= Renee Heiken =

American golf coach (born 1972)

Renee Slone (née Heiken; born June 2, 1972) is the women's golf coach at the University of Illinois since 2006. Before her coaching career, Renee Heiken had "16 collegiate wins ... between 1990 and 1993" in golf. She was nominated for a Honda Sports Award in 1991 and was the 1993 Women's Golf Coaches Association Division I Player of the Year. During her 1990s playing career, she was runner-up in prize winnings during the 1994 Futures Tour. Her 1996 tie for the lowest LPGA Tour 9-hole raw score was broken by Jimin Kang during 2005.

Heiken worked as an assistant coach for Bradley University and the University of Illinois during the early 2000s. Leading up to 2006, she went to Brevard, North Carolina to become an assistant professional. With Illinois, Slone's team won their "first Big Ten women's golf championship" in 2023. She joined the WGCA Players Hall of Fame in 2006 and the Illinois Sports Hall of Fame in 2025.
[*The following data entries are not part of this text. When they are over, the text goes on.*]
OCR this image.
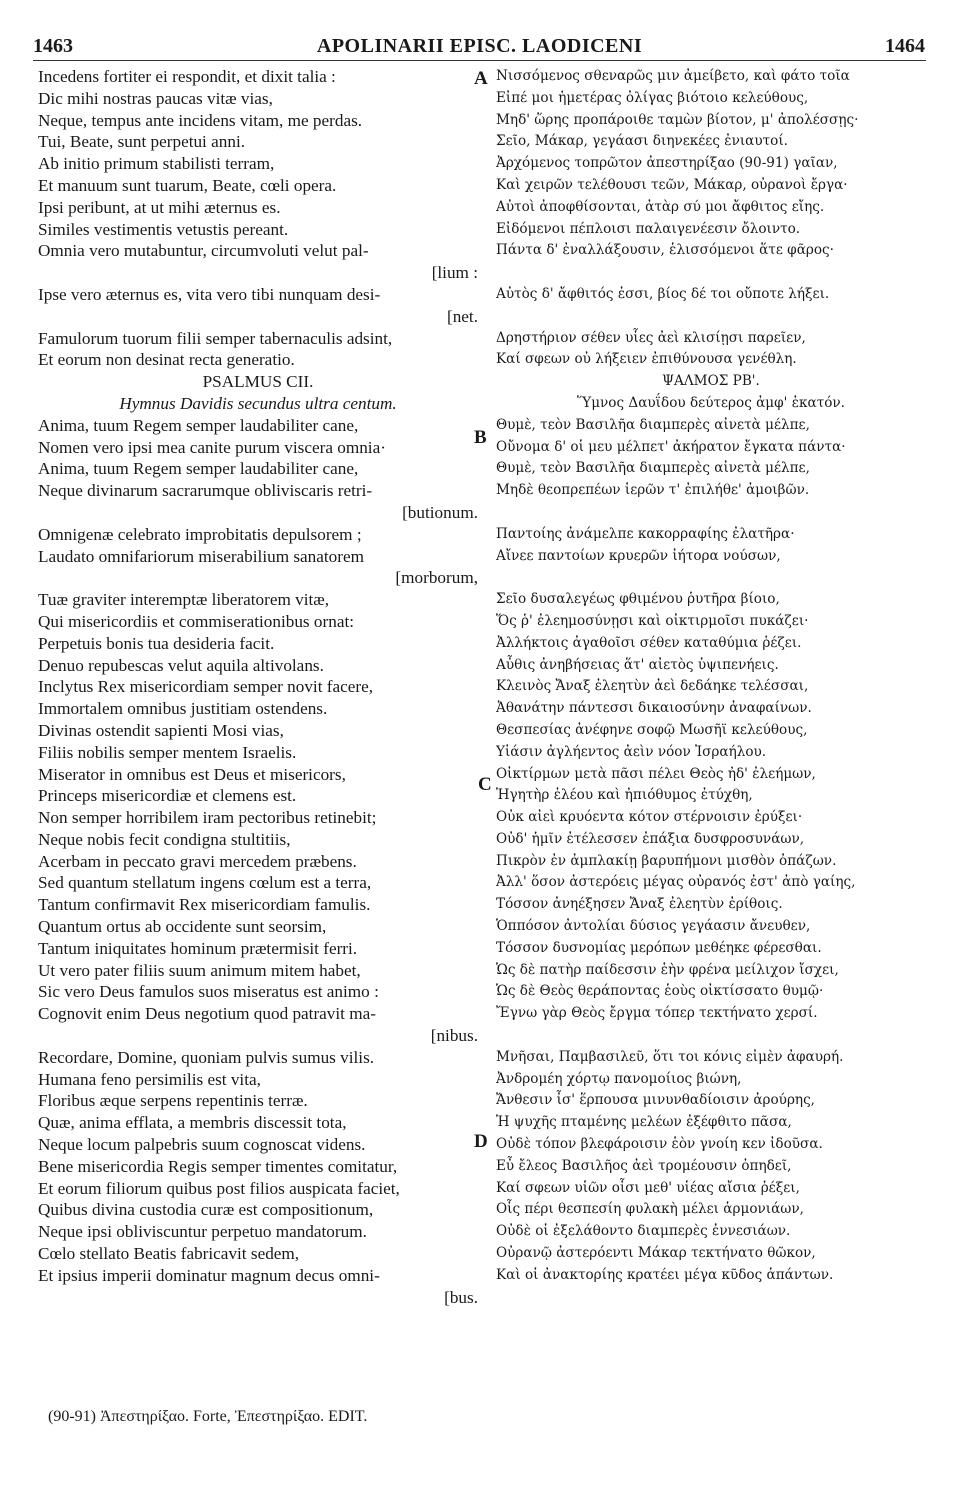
1463	APOLINARII EPISC. LAODICENI	1464
A
B
C
D
Incedens fortiter ei respondit, et dixit talia :
Dic mihi nostras paucas vitæ vias,
Neque, tempus ante incidens vitam, me perdas.
Tui, Beate, sunt perpetui anni.
Ab initio primum stabilisti terram,
Et manuum sunt tuarum, Beate, cœli opera.
Ipsi peribunt, at ut mihi æternus es.
Similes vestimentis vetustis pereant.
Omnia vero mutabuntur, circumvoluti velut pal-
[lium :
Ipse vero æternus es, vita vero tibi nunquam desi-
[net.
Famulorum tuorum filii semper tabernaculis adsint,
Et eorum non desinat recta generatio.
PSALMUS CII.
Hymnus Davidis secundus ultra centum.
Anima, tuum Regem semper laudabiliter cane,
Nomen vero ipsi mea canite purum viscera omnia·
Anima, tuum Regem semper laudabiliter cane,
Neque divinarum sacrarumque obliviscaris retri-
[butionum.
Omnigenæ celebrato improbitatis depulsorem ;
Laudato omnifariorum miserabilium sanatorem
[morborum,
Tuæ graviter interemptæ liberatorem vitæ,
Qui misericordiis et commiserationibus ornat:
Perpetuis bonis tua desideria facit.
Denuo repubescas velut aquila altivolans.
Inclytus Rex misericordiam semper novit facere,
Immortalem omnibus justitiam ostendens.
Divinas ostendit sapienti Mosi vias,
Filiis nobilis semper mentem Israelis.
Miserator in omnibus est Deus et misericors,
Princeps misericordiæ et clemens est.
Non semper horribilem iram pectoribus retinebit;
Neque nobis fecit condigna stultitiis,
Acerbam in peccato gravi mercedem præbens.
Sed quantum stellatum ingens cœlum est a terra,
Tantum confirmavit Rex misericordiam famulis.
Quantum ortus ab occidente sunt seorsim,
Tantum iniquitates hominum prætermisit ferri.
Ut vero pater filiis suum animum mitem habet,
Sic vero Deus famulos suos miseratus est animo :
Cognovit enim Deus negotium quod patravit ma-
[nibus.
Recordare, Domine, quoniam pulvis sumus vilis.
Humana feno persimilis est vita,
Floribus æque serpens repentinis terræ.
Quæ, anima efflata, a membris discessit tota,
Neque locum palpebris suum cognoscat videns.
Bene misericordia Regis semper timentes comitatur,
Et eorum filiorum quibus post filios auspicata faciet,
Quibus divina custodia curæ est compositionum,
Neque ipsi obliviscuntur perpetuo mandatorum.
Cœlo stellato Beatis fabricavit sedem,
Et ipsius imperii dominatur magnum decus omni-
[bus.
Νισσόμενος σθεναρῶς μιν ἀμείβετο, καὶ φάτο τοῖα
Εἰπέ μοι ἡμετέρας ὀλίγας βιότοιο κελεύθους,
Μηδ' ὥρης προπάροιθε ταμὼν βίοτον, μ' ἀπολέσσῃς·
Σεῖο, Μάκαρ, γεγάασι διηνεκέες ἐνιαυτοί.
Ἀρχόμενος τοπρῶτον ἀπεστηρίξαο (90-91) γαῖαν,
Καὶ χειρῶν τελέθουσι τεῶν, Μάκαρ, οὐρανοὶ ἔργα·
Αὐτοὶ ἀποφθίσονται, ἀτὰρ σύ μοι ἄφθιτος εἴης.
Εἰδόμενοι πέπλοισι παλαιγενέεσιν ὄλοιντο.
Πάντα δ' ἐναλλάξουσιν, ἑλισσόμενοι ἅτε φᾶρος·
Αὐτὸς δ' ἄφθιτός ἐσσι, βίος δέ τοι οὔποτε λήξει.
Δρηστήριον σέθεν υἷες ἀεὶ κλισίῃσι παρεῖεν,
Καί σφεων οὐ λήξειεν ἐπιθύνουσα γενέθλη.
ΨΑΛΜΟΣ ΡΒ'.
Ὕμνος Δαυΐδου δεύτερος ἀμφ' ἑκατόν.
Θυμὲ, τεὸν Βασιλῆα διαμπερὲς αἰνετὰ μέλπε,
Οὔνομα δ' οἱ μευ μέλπετ' ἀκήρατον ἔγκατα πάντα·
Θυμὲ, τεὸν Βασιλῆα διαμπερὲς αἰνετὰ μέλπε,
Μηδὲ θεοπρεπέων ἱερῶν τ' ἐπιλήθε' ἀμοιβῶν.
Παντοίης ἀνάμελπε κακορραφίης ἐλατῆρα·
Αἴνεε παντοίων κρυερῶν ἰήτορα νούσων,
Σεῖο δυσαλεγέως φθιμένου ῥυτῆρα βίοιο,
Ὅς ῥ' ἐλεημοσύνῃσι καὶ οἰκτιρμοῖσι πυκάζει·
Ἀλλήκτοις ἀγαθοῖσι σέθεν καταθύμια ῥέζει.
Αὖθις ἀνηβήσειας ἅτ' αἰετὸς ὑψιπενήεις.
Κλεινὸς Ἄναξ ἐλεητὺν ἀεὶ δεδάηκε τελέσσαι,
Ἀθανάτην πάντεσσι δικαιοσύνην ἀναφαίνων.
Θεσπεσίας ἀνέφηνε σοφῷ Μωσῆϊ κελεύθους,
Υἱάσιν ἀγλήεντος ἀεὶν νόον Ἰσραήλου.
Οἰκτίρμων μετὰ πᾶσι πέλει Θεὸς ἠδ' ἐλεήμων,
Ἡγητὴρ ἐλέου καὶ ἠπιόθυμος ἐτύχθη,
Οὐκ αἰεὶ κρυόεντα κότον στέρνοισιν ἐρύξει·
Οὐδ' ἡμῖν ἐτέλεσσεν ἐπάξια δυσφροσυνάων,
Πικρὸν ἐν ἀμπλακίῃ βαρυπήμονι μισθὸν ὀπάζων.
Ἀλλ' ὅσον ἀστερόεις μέγας οὐρανός ἐστ' ἀπὸ γαίης,
Τόσσον ἀνηέξησεν Ἄναξ ἐλεητὺν ἐρίθοις.
Ὁππόσον ἀντολίαι δύσιος γεγάασιν ἄνευθεν,
Τόσσον δυσνομίας μερόπων μεθέηκε φέρεσθαι.
Ὡς δὲ πατὴρ παίδεσσιν ἑὴν φρένα μείλιχον ἴσχει,
Ὡς δὲ Θεὸς θεράποντας ἑοὺς οἰκτίσσατο θυμῷ·
Ἔγνω γὰρ Θεὸς ἔργμα τόπερ τεκτήνατο χερσί.
Μνῆσαι, Παμβασιλεῦ, ὅτι τοι κόνις εἰμὲν ἀφαυρή.
Ἀνδρομέη χόρτῳ πανομοίιος βιώνη,
Ἄνθεσιν ἶσ' ἕρπουσα μινυνθαδίοισιν ἀρούρης,
Ἡ ψυχῆς πταμένης μελέων ἐξέφθιτο πᾶσα,
Οὐδὲ τόπον βλεφάροισιν ἑὸν γνοίη κεν ἰδοῦσα.
Εὖ ἔλεος Βασιλῆος ἀεὶ τρομέουσιν ὀπηδεῖ,
Καί σφεων υἱῶν οἷσι μεθ' υἱέας αἴσια ῥέξει,
Οἷς πέρι θεσπεσίη φυλακὴ μέλει ἁρμονιάων,
Οὐδὲ οἱ ἐξελάθοντο διαμπερὲς ἐννεσιάων.
Οὐρανῷ ἀστερόεντι Μάκαρ τεκτήνατο θῶκον,
Καὶ οἱ ἀνακτορίης κρατέει μέγα κῦδος ἁπάντων.
(90-91) Ἀπεστηρίξαο. Forte, Ἐπεστηρίξαο. EDIT.
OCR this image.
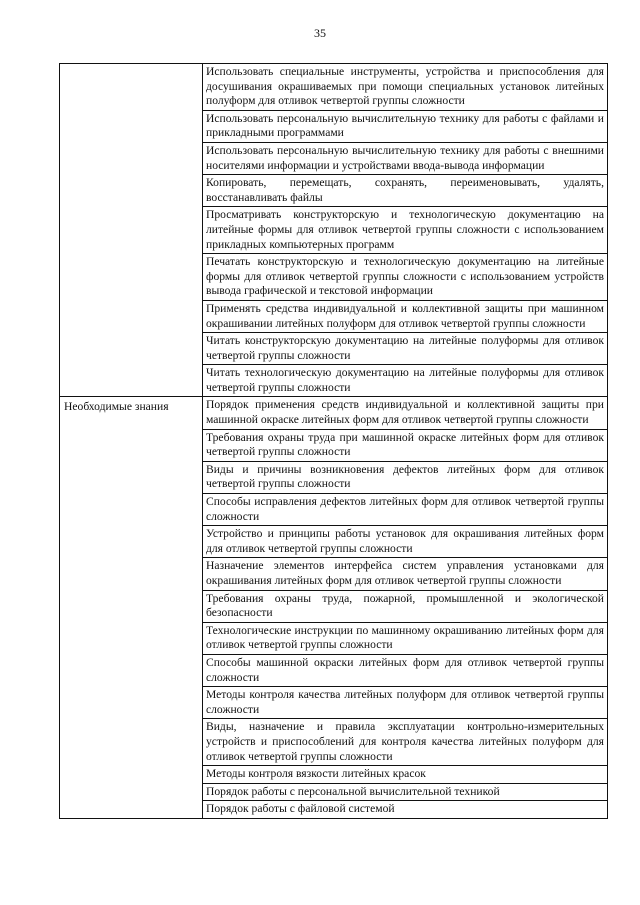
35
	Использовать специальные инструменты, устройства и приспособления для досушивания окрашиваемых при помощи специальных установок литейных полуформ для отливок четвертой группы сложности
	Использовать персональную вычислительную технику для работы с файлами и прикладными программами
	Использовать персональную вычислительную технику для работы с внешними носителями информации и устройствами ввода-вывода информации
	Копировать, перемещать, сохранять, переименовывать, удалять, восстанавливать файлы
	Просматривать конструкторскую и технологическую документацию на литейные формы для отливок четвертой группы сложности с использованием прикладных компьютерных программ
	Печатать конструкторскую и технологическую документацию на литейные формы для отливок четвертой группы сложности с использованием устройств вывода графической и текстовой информации
	Применять средства индивидуальной и коллективной защиты при машинном окрашивании литейных полуформ для отливок четвертой группы сложности
	Читать конструкторскую документацию на литейные полуформы для отливок четвертой группы сложности
	Читать технологическую документацию на литейные полуформы для отливок четвертой группы сложности
Необходимые знания	Порядок применения средств индивидуальной и коллективной защиты при машинной окраске литейных форм для отливок четвертой группы сложности
	Требования охраны труда при машинной окраске литейных форм для отливок четвертой группы сложности
	Виды и причины возникновения дефектов литейных форм для отливок четвертой группы сложности
	Способы исправления дефектов литейных форм для отливок четвертой группы сложности
	Устройство и принципы работы установок для окрашивания литейных форм для отливок четвертой группы сложности
	Назначение элементов интерфейса систем управления установками для окрашивания литейных форм для отливок четвертой группы сложности
	Требования охраны труда, пожарной, промышленной и экологической безопасности
	Технологические инструкции по машинному окрашиванию литейных форм для отливок четвертой группы сложности
	Способы машинной окраски литейных форм для отливок четвертой группы сложности
	Методы контроля качества литейных полуформ для отливок четвертой группы сложности
	Виды, назначение и правила эксплуатации контрольно-измерительных устройств и приспособлений для контроля качества литейных полуформ для отливок четвертой группы сложности
	Методы контроля вязкости литейных красок
	Порядок работы с персональной вычислительной техникой
	Порядок работы с файловой системой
==Early life and education==
Heiken's birth occurred in Peoria, Illinois, on June 2, 1972. She was introduced to golf by her father during 1979. At state events, "Heiken won the overall title at the Illinois PGA State Junior Tournament" between 1985 and 1988. During this time period, Heiken's Illinois Junior Girls' Amateur Golf Championship wins occurred in 1987 and 1988. She won the Illinois High School Association Girls Golf Championship in 1987 and 1989.

Heiken was first at the 1985 Pepsi Little People's Golf Championships in the 12-13 Girls Division. She was in the first round of the Women's Western Junior the following year. She was the runner-up at the Rolex Tournament of Champions and Girls Junior PGA Championship during 1989.

Heiken joined the University of Illinois in 1990. She had "16 collegiate wins ... between 1990 and 1993" in golf. During this time period, Heiken won the Big Ten Women's Golf Championship in 1991 and 1993. She was tied for third at the 1991 NCAA women's golf championship.

==Career==
===Playing career===
Heiken was second at the Illinois State Women's Amateur Championship during 1988 and 1991. At the Women's Trans National, she was a quarterfinalist in 1990 and 1991. Heiken was a semifinalist at the 1991 Women's Western Amateur.

In April 1993, Heiken considered becoming a professional golfer instead of completing her business administration program. Following her education, she joined the Futures Tour in June 1993. Heiken had a second place tie at the 1994 Orville Beckford Ford Futures Classic. She was runner-up in prize winnings after the 1994 season.

Heiken attempted to receive a spot on the LPGA Tour during 1993. She joined in 1994. Her first event was during 1995. That year, she had a tie for 38th at the LPGA Championship and a 53rd place tie at the du Maurier Classic. These were held as major golf championships.

Heiken has a 12th place tie at the 1996 Edina Realty LPGA Classic. She tied the lowest 9-hole raw score in the LPGA at the Jamie Farr Kroger Classic that year. Heiken's shared record was broken in 2005 by Jimin Kang. She played in the LPGA Tour during 1997. After that year's wedding, Renee Heiken Patterson joined the Futures Tour in 1998. She ended her playing career during 2000.

===Additional career===
During 2000, Heiken joined Bradley University's golf team as an assistant coach. The following year, she continued her experience with the University of Illinois. Renee Slone went to Brevard, North Carolina for her assistant professional career during the 2000s. With Sherwood Forest Golf Course, she was their manager from 2005 to 2006.

Slone became coach of the women's golf team at the University of Illinois during 2006. Slone's team made their NCAA Division I Women's Golf Championship debut in 2019. They had a ninth place tie at the event. Her team won their "first Big Ten women's golf championship" in 2023.

==Awards and honors==
Heiken was part of the 1986 Rolex Junior All-America Team for the American Junior Golf Association. Additional selections from the AJGA were in 1988 and 1989. The Greater Peoria Sports Hall of Fame selected Heiken as their 1989 Tri-County Sports Figure of the Year.

Between 1991 and 1993, Heiken was the Big Ten Conference Golfer of the Year twice and All-Big Ten three times. She received three All-American selections from the Women's Golf Coaches Association during this time period. Heiken was their 1993 Division I Player of the Year. She was nominated for a Honda Sports Award in 1991. Heiken was a University of Illinois Athlete of the Year co-recipient in 1991 and 1992. While at Illinois, she received the Big Ten Women's Golf Coach of the Year in 2019.

Heiken joined the WGCA Players Hall of Fame during 2005. She became an Illinois Women's Golf Association Hall of Fame member in 2013. Slone became part of the University of Illinois Athletics Hall of Fame in 2017 and the Illinois Sports Hall of Fame in 2025.